'You only get one chance to make a first impression' on Freek's story is made by Wefilm. We interviewed producer Bas Welling and director Jona Honer about the making of.

Why did you think it was important to make the movie?

Bas Welling (executive producer Wefilm): "When Mijn Kind Online came to us with Freek's story it shocked us. You directly feel the emotion he must have felt when his identity was misused. The main goal of our movie was to make the audience feel that emotion as well. When we first started we were focusing on a true reconstruction of what happened to Freek, however that way we feel it's hard to really touch people. That's why we chose to do it another way. In our film Freek reads the online texts to his future peers, to make it as real as possible to them.
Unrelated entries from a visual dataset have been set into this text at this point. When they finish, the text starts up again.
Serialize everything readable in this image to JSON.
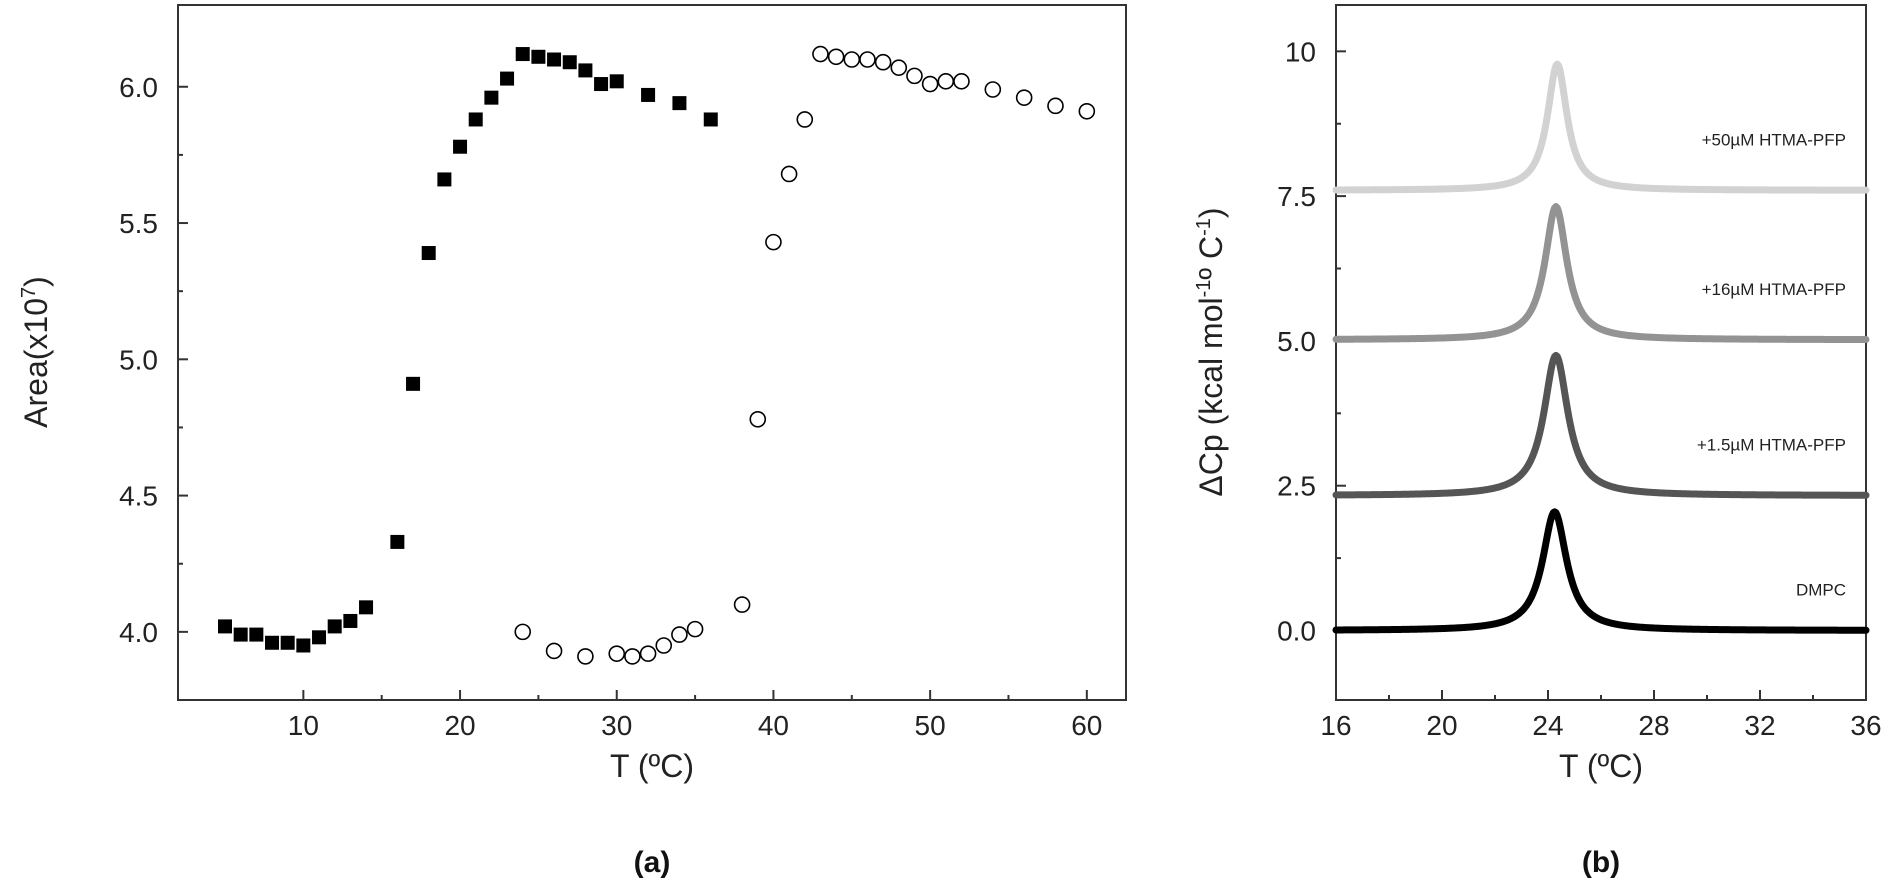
{
  "chart_data": [
    {
      "type": "scatter",
      "panel_label": "(a)",
      "xlabel": "T (ºC)",
      "ylabel_main": "Area(x10",
      "ylabel_sup": "7",
      "ylabel_end": ")",
      "xlim": [
        2,
        62.5
      ],
      "ylim": [
        3.75,
        6.3
      ],
      "xticks": [
        10,
        20,
        30,
        40,
        50,
        60
      ],
      "xtick_labels": [
        "10",
        "20",
        "30",
        "40",
        "50",
        "60"
      ],
      "yticks": [
        4.0,
        4.5,
        5.0,
        5.5,
        6.0
      ],
      "ytick_labels": [
        "4.0",
        "4.5",
        "5.0",
        "5.5",
        "6.0"
      ],
      "grid": false,
      "series": [
        {
          "marker": "filled-square",
          "color": "#000000",
          "points": [
            [
              5,
              4.02
            ],
            [
              6,
              3.99
            ],
            [
              7,
              3.99
            ],
            [
              8,
              3.96
            ],
            [
              9,
              3.96
            ],
            [
              10,
              3.95
            ],
            [
              11,
              3.98
            ],
            [
              12,
              4.02
            ],
            [
              13,
              4.04
            ],
            [
              14,
              4.09
            ],
            [
              16,
              4.33
            ],
            [
              17,
              4.91
            ],
            [
              18,
              5.39
            ],
            [
              19,
              5.66
            ],
            [
              20,
              5.78
            ],
            [
              21,
              5.88
            ],
            [
              22,
              5.96
            ],
            [
              23,
              6.03
            ],
            [
              24,
              6.12
            ],
            [
              25,
              6.11
            ],
            [
              26,
              6.1
            ],
            [
              27,
              6.09
            ],
            [
              28,
              6.06
            ],
            [
              29,
              6.01
            ],
            [
              30,
              6.02
            ],
            [
              32,
              5.97
            ],
            [
              34,
              5.94
            ],
            [
              36,
              5.88
            ]
          ]
        },
        {
          "marker": "open-circle",
          "color": "#000000",
          "points": [
            [
              24,
              4.0
            ],
            [
              26,
              3.93
            ],
            [
              28,
              3.91
            ],
            [
              30,
              3.92
            ],
            [
              31,
              3.91
            ],
            [
              32,
              3.92
            ],
            [
              33,
              3.95
            ],
            [
              34,
              3.99
            ],
            [
              35,
              4.01
            ],
            [
              38,
              4.1
            ],
            [
              39,
              4.78
            ],
            [
              40,
              5.43
            ],
            [
              41,
              5.68
            ],
            [
              42,
              5.88
            ],
            [
              43,
              6.12
            ],
            [
              44,
              6.11
            ],
            [
              45,
              6.1
            ],
            [
              46,
              6.1
            ],
            [
              47,
              6.09
            ],
            [
              48,
              6.07
            ],
            [
              49,
              6.04
            ],
            [
              50,
              6.01
            ],
            [
              51,
              6.02
            ],
            [
              52,
              6.02
            ],
            [
              54,
              5.99
            ],
            [
              56,
              5.96
            ],
            [
              58,
              5.93
            ],
            [
              60,
              5.91
            ]
          ]
        }
      ]
    },
    {
      "type": "line",
      "panel_label": "(b)",
      "xlabel": "T (ºC)",
      "ylabel_main": "ΔCp (kcal mol",
      "ylabel_sup1": "-1",
      "ylabel_mid": "º C",
      "ylabel_sup2": "-1",
      "ylabel_end": ")",
      "xlim": [
        16,
        36
      ],
      "ylim": [
        -1.2,
        10.8
      ],
      "xticks": [
        16,
        20,
        24,
        28,
        32,
        36
      ],
      "xtick_labels": [
        "16",
        "20",
        "24",
        "28",
        "32",
        "36"
      ],
      "yticks": [
        0,
        2.5,
        5,
        7.5,
        10
      ],
      "ytick_labels": [
        "0.0",
        "2.5",
        "5.0",
        "7.5",
        "10"
      ],
      "grid": false,
      "series": [
        {
          "name": "DMPC",
          "color": "#000000",
          "baseline": 0.0,
          "peak": 2.05,
          "tm": 24.25,
          "width": 0.55
        },
        {
          "name": "+1.5µM HTMA-PFP",
          "color": "#555555",
          "baseline": 2.33,
          "peak": 4.75,
          "tm": 24.3,
          "width": 0.55
        },
        {
          "name": "+16µM HTMA-PFP",
          "color": "#939393",
          "baseline": 5.02,
          "peak": 7.32,
          "tm": 24.3,
          "width": 0.5
        },
        {
          "name": "+50µM HTMA-PFP",
          "color": "#d2d2d2",
          "baseline": 7.6,
          "peak": 9.78,
          "tm": 24.35,
          "width": 0.45
        }
      ]
    }
  ]
}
What kind of company is Wefilm?

Welling: "At Wefilm we make films that are so special that they're worth watching and sharing. We try to put as much emotion as possible in a film, to send a very clear message. That way it creates commotion and really appeals to people. Previously we produced a series about Max the hacker, watched over 31 million times on YouTube. We also created the acclaimed DELA champagne, in which people speech publicly to each other (together with Ogilvy & Mather). For Heineken dropped we traveled the world (together with W+K Amsterdam) and recently we created a Hackers' Tutorial for Digibewust, in which a hacker shows how to become rich within a week. Our films are diverse, but the common factor is they all caused emotional impact on the viewers. We tried to do the same thing for Mijn Kind Online, and it's nice to know our film helped to get the media involved and talk about the subject."

Where did you get the idea for this film?
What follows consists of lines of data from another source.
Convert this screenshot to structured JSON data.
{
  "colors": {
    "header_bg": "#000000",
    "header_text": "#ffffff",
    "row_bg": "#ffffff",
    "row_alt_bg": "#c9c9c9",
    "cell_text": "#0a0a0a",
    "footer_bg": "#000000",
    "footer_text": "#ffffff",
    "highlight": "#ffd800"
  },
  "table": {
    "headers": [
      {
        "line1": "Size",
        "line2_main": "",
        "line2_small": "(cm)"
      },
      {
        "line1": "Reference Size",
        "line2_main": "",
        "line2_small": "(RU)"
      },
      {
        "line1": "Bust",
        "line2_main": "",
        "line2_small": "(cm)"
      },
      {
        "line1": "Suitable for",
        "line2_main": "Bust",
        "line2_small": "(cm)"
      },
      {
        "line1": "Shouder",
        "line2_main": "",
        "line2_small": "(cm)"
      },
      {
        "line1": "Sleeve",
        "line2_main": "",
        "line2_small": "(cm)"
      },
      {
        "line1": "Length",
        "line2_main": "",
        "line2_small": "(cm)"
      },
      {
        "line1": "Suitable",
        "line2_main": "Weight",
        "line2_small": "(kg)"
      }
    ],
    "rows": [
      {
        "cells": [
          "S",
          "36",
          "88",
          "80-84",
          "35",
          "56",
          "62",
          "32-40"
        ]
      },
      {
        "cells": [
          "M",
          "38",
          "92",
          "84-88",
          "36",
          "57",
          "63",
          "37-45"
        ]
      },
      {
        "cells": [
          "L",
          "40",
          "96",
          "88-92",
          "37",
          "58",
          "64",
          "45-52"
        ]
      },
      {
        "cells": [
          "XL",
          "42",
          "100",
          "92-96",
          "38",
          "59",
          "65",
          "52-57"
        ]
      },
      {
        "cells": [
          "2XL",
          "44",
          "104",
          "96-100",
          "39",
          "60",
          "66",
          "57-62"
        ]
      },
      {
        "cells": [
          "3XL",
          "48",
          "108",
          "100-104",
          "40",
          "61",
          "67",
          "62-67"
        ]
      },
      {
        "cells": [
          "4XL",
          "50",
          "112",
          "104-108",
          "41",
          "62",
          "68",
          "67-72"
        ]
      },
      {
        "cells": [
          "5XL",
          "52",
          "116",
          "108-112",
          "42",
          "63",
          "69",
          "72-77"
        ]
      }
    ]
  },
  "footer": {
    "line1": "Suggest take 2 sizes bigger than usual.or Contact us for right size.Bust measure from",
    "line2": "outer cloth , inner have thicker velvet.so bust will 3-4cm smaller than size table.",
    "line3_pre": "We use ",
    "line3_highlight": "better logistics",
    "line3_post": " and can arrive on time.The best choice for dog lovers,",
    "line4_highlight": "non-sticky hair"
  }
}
Jona Honer (director Wefilm): "The principle of this concept was to reflect the core of the problem in a simple setting and in an emotional manner. Communication through social networks has the alienating effect that you never directly see how the receiving person responds. To make it even more complex: in Freeks' case there are people pretending to be Freek but in reality they only want to mess with him. The receiver doesn't know this and therefore forms a negative opinion about the real Freek as well. To me the most touching part of Freeks' story is that he'll never be able to start with a clean slate. When Freek goes to a new school and his peers search his name on Google, their first impression of Freek will be negative. And everybody knows: you only get one chance to make a first impression."

Can you tell us about the making of the film?

Honer: "The practical part caused some ethical dilemma's, in particular how far you can go concerning thirteen year old children. I therefore composed the text in close consultation with the parents and the actor who plays Freek. As a starting point we used a real case study on a boy that has been bullied online with fake profiles. The children in the film see what they would see if they'd actually searched for Freek online. They all thought Freek was a real person. After filming I explained the construction to them and they all fully supported their participation."